La troisième spécificité fut la volonté de penser »1989« dans un contexte mondial, et dans une temporalité plus épaisse. En 1989, cela a commencé avec un colloque organisé par le Centre de recherches internationales (CERI) de Sciences Po, comprenant plutôt des politistes, et publié tardivement1, puis la publication de mon ouvrage2, puis le colloque à Leipzig dont est tiré (tardivement là aussi) le volume »1989 in a Global Perspective«. Ce dernier colloque était d’autant plus symbolique que Leipzig fut le lieu des manifestations les plus emblématiques (et tendues) de 1989 en RDA, et parce que s’y est développée depuis longtemps dans son université une histoire mondiale, d’abord marquée par le marxisme (notamment à travers les travaux sur le Nord–Sud), puis par l’histoire globale, notamment sous l’impulsion de Matthias Middell. Celui-ci signe une contribution qui poursuit sa réflexion sur les »critical junctures« de la mondialisation et les »global moments« de l’histoire.

Quelle est donc la spécificité de l’ouvrage?
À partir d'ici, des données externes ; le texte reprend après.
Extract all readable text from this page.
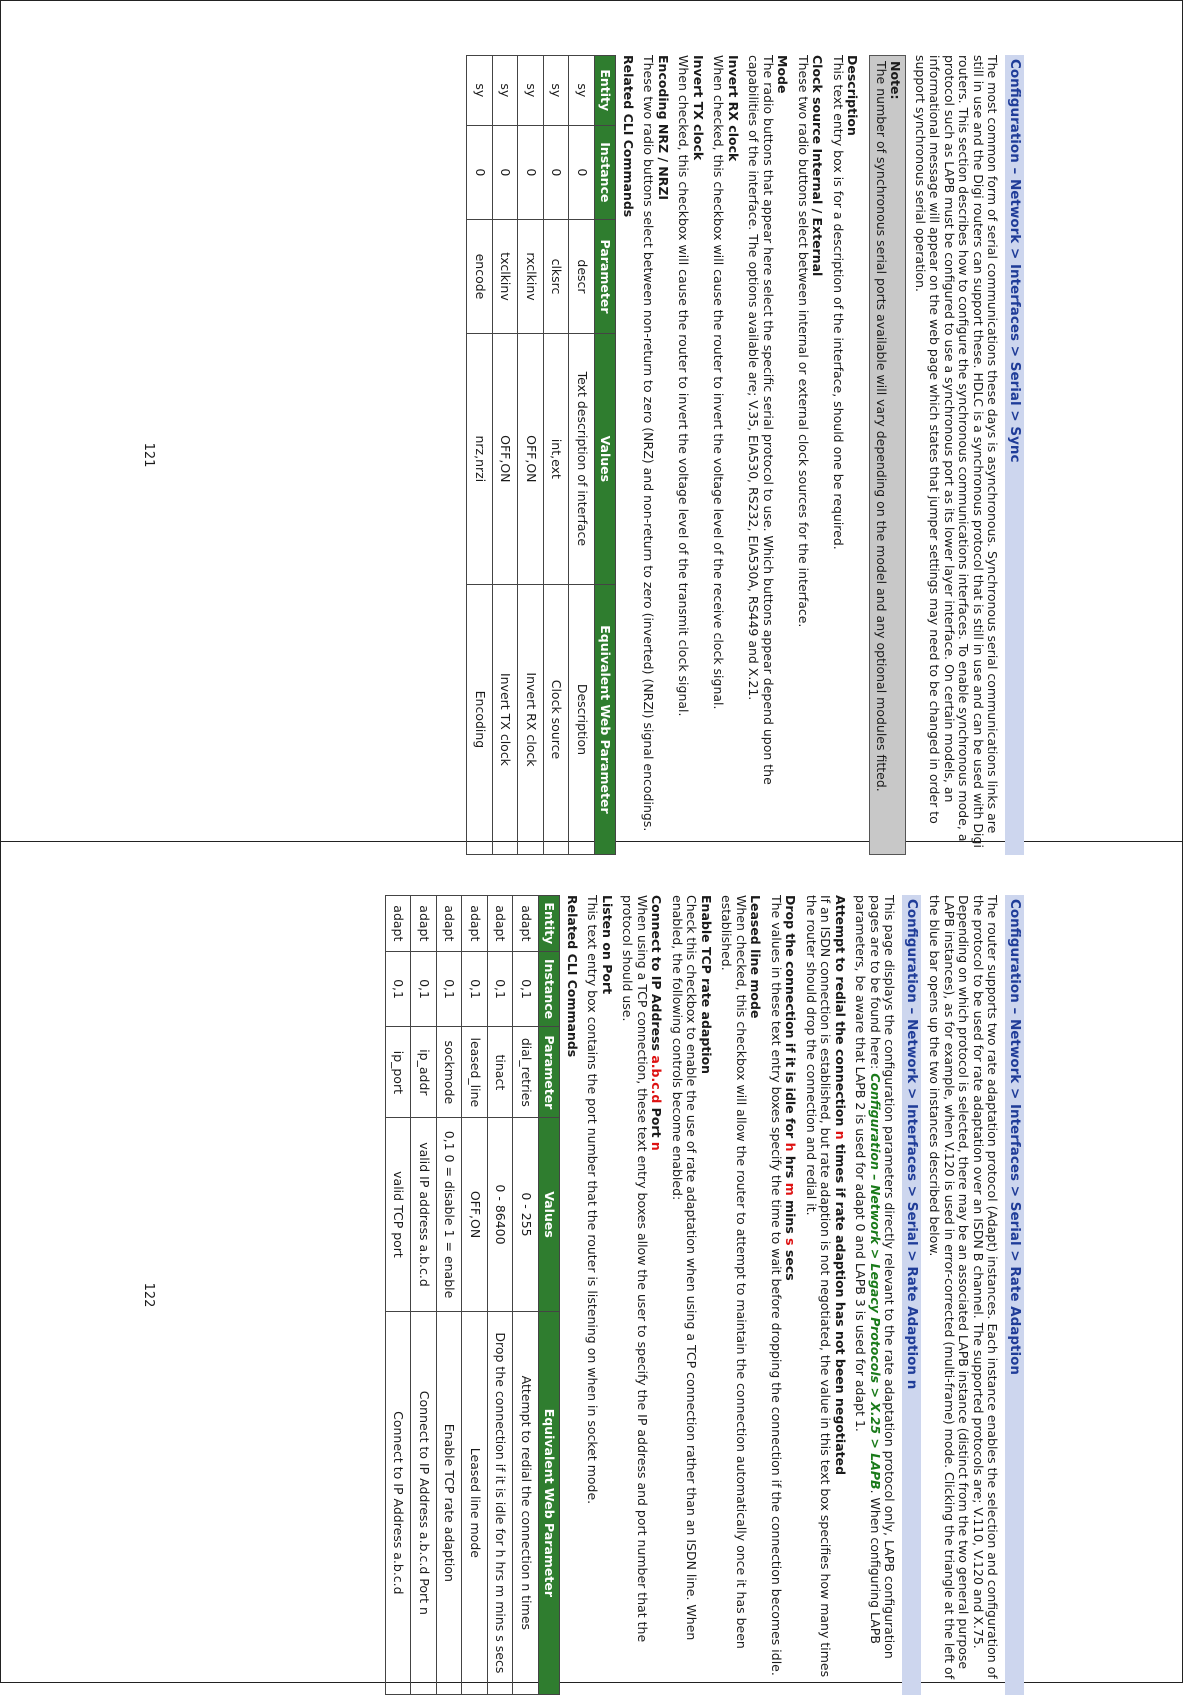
Configuration – Network > Interfaces > Serial > Sync

The most common form of serial communications these days is asynchronous. Synchronous serial communications links are still in use and the Digi routers can support these. HDLC is a synchronous protocol that is still in use and can be used with Digi routers. This section describes how to configure the synchronous communications interfaces. To enable synchronous mode, a protocol such as LAPB must be configured to use a synchronous port as its lower layer interface. On certain models, an informational message will appear on the web page which states that jumper settings may need to be changed in order to support synchronous serial operation.

Note:
The number of synchronous serial ports available will vary depending on the model and any optional modules fitted.
Description
This text entry box is for a description of the interface, should one be required.
Clock source Internal / External
These two radio buttons select between internal or external clock sources for the interface.
Mode
The radio buttons that appear here select the specific serial protocol to use. Which buttons appear depend upon the capabilities of the interface. The options available are; V.35, EIA530, RS232, EIA530A, RS449 and X.21.
Invert RX clock
When checked, this checkbox will cause the router to invert the voltage level of the receive clock signal.
Invert TX clock
When checked, this checkbox will cause the router to invert the voltage level of the transmit clock signal.
Encoding NRZ / NRZI
These two radio buttons select between non-return to zero (NRZ) and non-return to zero (inverted) (NRZI) signal encodings.
Related CLI Commands
Entity	Instance	Parameter	Values	Equivalent Web Parameter
sy	0	descr	Text description of interface	Description
sy	0	clksrc	int,ext	Clock source
sy	0	rxclkinv	OFF,ON	Invert RX clock
sy	0	txclkinv	OFF,ON	Invert TX clock
sy	0	encode	nrz,nrzi	Encoding
121
Configuration – Network > Interfaces > Serial > Rate Adaption

The router supports two rate adaptation protocol (Adapt) instances. Each instance enables the selection and configuration of the protocol to be used for rate adaptation over an ISDN B channel. The supported protocols are; V.110, V.120 and X.75. Depending on which protocol is selected, there may be an associated LAPB instance (distinct from the two general purpose LAPB instances), as for example, when V.120 is used in error-corrected (multi-frame) mode. Clicking the triangle at the left of the blue bar opens up the two instances described below.

Configuration – Network > Interfaces > Serial > Rate Adaption n

This page displays the configuration parameters directly relevant to the rate adaptation protocol only, LAPB configuration pages are to be found here: Configuration – Network > Legacy Protocols > X.25 > LAPB. When configuring LAPB parameters, be aware that LAPB 2 is used for adapt 0 and LAPB 3 is used for adapt 1.

Attempt to redial the connection n times if rate adaption has not been negotiated
If an ISDN connection is established, but rate adaption is not negotiated, the value in this text box specifies how many times the router should drop the connection and redial it.
Drop the connection if it is idle for h hrs m mins s secs
The values in these text entry boxes specify the time to wait before dropping the connection if the connection becomes idle.
Leased line mode
When checked, this checkbox will allow the router to attempt to maintain the connection automatically once it has been established.
Enable TCP rate adaption
Check this checkbox to enable the use of rate adaptation when using a TCP connection rather than an ISDN line. When enabled, the following controls become enabled:
Connect to IP Address a.b.c.d Port n
When using a TCP connection, these text entry boxes allow the user to specify the IP address and port number that the protocol should use.
Listen on Port
This text entry box contains the port number that the router is listening on when in socket mode.
Related CLI Commands
Entity	Instance	Parameter	Values	Equivalent Web Parameter
adapt	0,1	dial_retries	0 - 255	Attempt to redial the connection n times
adapt	0,1	tinact	0 - 86400	Drop the connection if it is idle for h hrs m mins s secs
adapt	0,1	leased_line	OFF,ON	Leased line mode
adapt	0,1	sockmode	0,1 0 = disable 1 = enable	Enable TCP rate adaption
adapt	0,1	ip_addr	valid IP address a.b.c.d	Connect to IP Address a.b.c.d Port n
adapt	0,1	ip_port	valid TCP port	Connect to IP Address a.b.c.d
122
Il ne résulte pas de questionnements ni d’un agenda précis, mais a regroupé nombre de spécialistes d’un pays ou d’une région. Il y a en définitive assez peu de contributions cherchant à montrer comment fonctionne le »temps« de 1989, et comment la mondialité explique les évènements à travers le monde. Deux d’entre elles s’intéressent aux questions économiques: Ivan T. Berend, sans surprise, resitue l’Europe centrale dans la séquence de montée en force du néolibéralisme et notamment de la financiarisation. Mais il souhaite évoquer la crise de 2008 davantage que faire la comparaison entre la crise de la dette et les ajustements structurels au Sud et à l’Est. On trouve aussi une comparaison des trajectoires économiques de l’Est européen et de la Chine (Christoph Boyer), mais qui aurait mérité un élargissement: une des grandes questions est la »survie« des communismes asiatiques quand ils disparaissaient en Europe, question qui est de nouveau posée dans les ouvrages comparatifs de science politique.

Une contribution est consacrée à Tiananmen dans les médias américains; on y retrouve sans surprise l’incapacité de ces médias à interpréter un phénomène sans ethnocentrisme, et sans y projeter la volonté de voir la Chine ressembler aux États-Unis. Mais il y a peu sur l’influence en retour de ces médias sur la stratégie des étudiants. Surtout, il manque une connexion importante: l’impact de Tiananmen sur les choix des acteurs, autorités communistes et »opposants«, en Europe de l’Est. Cela mérite un vrai contrefactuel: 1989 aurait-il été si pacifique s’il n’y avait pas eu l’ombre de la répression menée par les autorités chinoises? Oldřich Tůma aborde rapidement cette question dans son papier sur la Tchécoslovaquie.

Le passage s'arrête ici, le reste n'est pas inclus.